Iraqi Council Seeks Support for Saddam's Victims' Families
By Donna Miles
American Forces Press Service
WASHINGTON, Aug. 22, 2005 The Iraqi government is working out a plan to establish a commission to bring justice to and restore the rights of tens of thousands of families in Iraq whose loved ones were killed under Saddam Hussein's regime.
Iraq's Ministerial Council has approved a draft law establishing a commission "to take care of the martyrs' families" and redress injustices against them, Laith Kubba, spokesman for Iraqi Prime Minister Ibrahim Al-Jaafari, said during an Aug. 21 news conference in Baghdad, Iraq. Kubba defined martyrs as "those who were executed and victims of mass graves and ... political assassinations."

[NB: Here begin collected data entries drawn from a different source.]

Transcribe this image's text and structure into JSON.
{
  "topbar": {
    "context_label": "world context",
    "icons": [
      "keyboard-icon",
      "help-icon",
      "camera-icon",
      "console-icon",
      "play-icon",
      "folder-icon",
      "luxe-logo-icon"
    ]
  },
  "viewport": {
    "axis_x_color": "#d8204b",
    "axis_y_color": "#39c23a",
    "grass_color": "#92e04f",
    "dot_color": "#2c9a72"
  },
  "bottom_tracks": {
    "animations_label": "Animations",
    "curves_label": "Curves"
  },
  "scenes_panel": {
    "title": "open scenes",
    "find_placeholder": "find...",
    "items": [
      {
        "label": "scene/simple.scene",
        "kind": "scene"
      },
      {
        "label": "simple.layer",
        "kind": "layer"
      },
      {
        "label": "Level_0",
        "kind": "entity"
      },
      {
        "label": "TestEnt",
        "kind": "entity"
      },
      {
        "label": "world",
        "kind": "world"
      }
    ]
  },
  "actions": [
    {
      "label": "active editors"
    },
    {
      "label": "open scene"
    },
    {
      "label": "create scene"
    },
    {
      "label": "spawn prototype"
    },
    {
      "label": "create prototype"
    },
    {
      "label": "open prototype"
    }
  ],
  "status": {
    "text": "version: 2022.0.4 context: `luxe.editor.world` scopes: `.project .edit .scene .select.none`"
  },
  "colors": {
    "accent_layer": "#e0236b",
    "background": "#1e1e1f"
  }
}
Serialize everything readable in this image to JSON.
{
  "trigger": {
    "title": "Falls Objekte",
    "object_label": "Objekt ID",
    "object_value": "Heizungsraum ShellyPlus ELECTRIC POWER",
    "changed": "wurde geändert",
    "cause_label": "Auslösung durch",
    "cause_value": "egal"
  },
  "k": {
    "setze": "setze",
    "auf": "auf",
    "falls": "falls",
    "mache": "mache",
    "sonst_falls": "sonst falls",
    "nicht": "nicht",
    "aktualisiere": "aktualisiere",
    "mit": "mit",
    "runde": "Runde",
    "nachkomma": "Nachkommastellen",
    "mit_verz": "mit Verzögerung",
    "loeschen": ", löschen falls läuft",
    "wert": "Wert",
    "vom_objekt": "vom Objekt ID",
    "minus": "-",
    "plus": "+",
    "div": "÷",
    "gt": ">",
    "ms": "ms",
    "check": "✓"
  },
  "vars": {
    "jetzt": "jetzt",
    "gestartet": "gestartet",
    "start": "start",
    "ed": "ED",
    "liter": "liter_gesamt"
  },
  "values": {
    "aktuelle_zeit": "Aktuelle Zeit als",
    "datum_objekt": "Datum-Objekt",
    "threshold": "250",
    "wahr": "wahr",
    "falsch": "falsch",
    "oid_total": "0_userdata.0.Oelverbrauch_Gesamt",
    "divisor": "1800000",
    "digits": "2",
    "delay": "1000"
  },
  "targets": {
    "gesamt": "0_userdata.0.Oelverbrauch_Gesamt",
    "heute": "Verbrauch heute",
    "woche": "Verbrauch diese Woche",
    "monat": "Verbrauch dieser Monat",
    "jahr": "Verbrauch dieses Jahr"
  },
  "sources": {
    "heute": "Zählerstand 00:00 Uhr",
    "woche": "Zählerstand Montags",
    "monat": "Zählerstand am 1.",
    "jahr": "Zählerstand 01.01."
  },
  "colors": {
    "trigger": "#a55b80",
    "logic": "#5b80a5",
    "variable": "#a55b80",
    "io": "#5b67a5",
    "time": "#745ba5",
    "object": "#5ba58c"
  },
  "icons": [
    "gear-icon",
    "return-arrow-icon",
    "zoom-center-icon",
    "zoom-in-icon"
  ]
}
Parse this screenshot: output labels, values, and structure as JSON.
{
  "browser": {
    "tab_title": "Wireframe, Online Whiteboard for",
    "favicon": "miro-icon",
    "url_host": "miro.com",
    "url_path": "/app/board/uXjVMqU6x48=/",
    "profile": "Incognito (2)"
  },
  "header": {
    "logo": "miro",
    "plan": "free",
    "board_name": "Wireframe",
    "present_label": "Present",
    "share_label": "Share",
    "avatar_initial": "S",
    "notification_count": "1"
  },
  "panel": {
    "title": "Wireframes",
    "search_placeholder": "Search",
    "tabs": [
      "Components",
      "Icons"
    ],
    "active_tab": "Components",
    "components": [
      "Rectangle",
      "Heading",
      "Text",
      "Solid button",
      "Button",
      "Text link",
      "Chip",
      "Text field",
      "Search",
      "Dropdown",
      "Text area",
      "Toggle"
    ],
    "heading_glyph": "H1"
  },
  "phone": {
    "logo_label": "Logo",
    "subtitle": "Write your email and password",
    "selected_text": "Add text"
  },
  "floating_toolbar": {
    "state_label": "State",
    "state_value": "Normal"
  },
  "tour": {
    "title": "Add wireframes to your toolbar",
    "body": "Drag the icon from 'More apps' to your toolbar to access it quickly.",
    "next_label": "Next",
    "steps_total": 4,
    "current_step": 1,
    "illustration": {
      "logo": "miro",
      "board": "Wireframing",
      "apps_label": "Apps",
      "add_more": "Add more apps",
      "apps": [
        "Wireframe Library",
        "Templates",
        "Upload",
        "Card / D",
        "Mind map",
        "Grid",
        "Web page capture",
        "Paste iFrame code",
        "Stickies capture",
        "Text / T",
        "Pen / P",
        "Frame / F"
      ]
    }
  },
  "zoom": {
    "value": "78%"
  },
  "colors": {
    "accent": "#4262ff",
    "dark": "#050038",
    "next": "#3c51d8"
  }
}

The draft law proposes paying a monthly allotment to affected families, canceling their debts, providing assistance with real estate loans, and giving them plots of land, Kubba said.
"We cannot compensate these families for those who were lost, but we can help them in another way," he said. "We want to do justice to these people, and the government wants to restore their rights. And this will pave the way to hold a national reconciliation to put an end to the mistakes committed in the past."
The Iraqi National Assembly will now consider the draft law, he said.
Another measure approved by the Ministerial Council will provide pensions to Iraqis who served more than 15 years in the old Iraqi army or in government commissions and ministries that have since been disbanded.
Kubba emphasized that those named by the de-Baathification Commission as members of Saddam's Baath Party would not be eligible.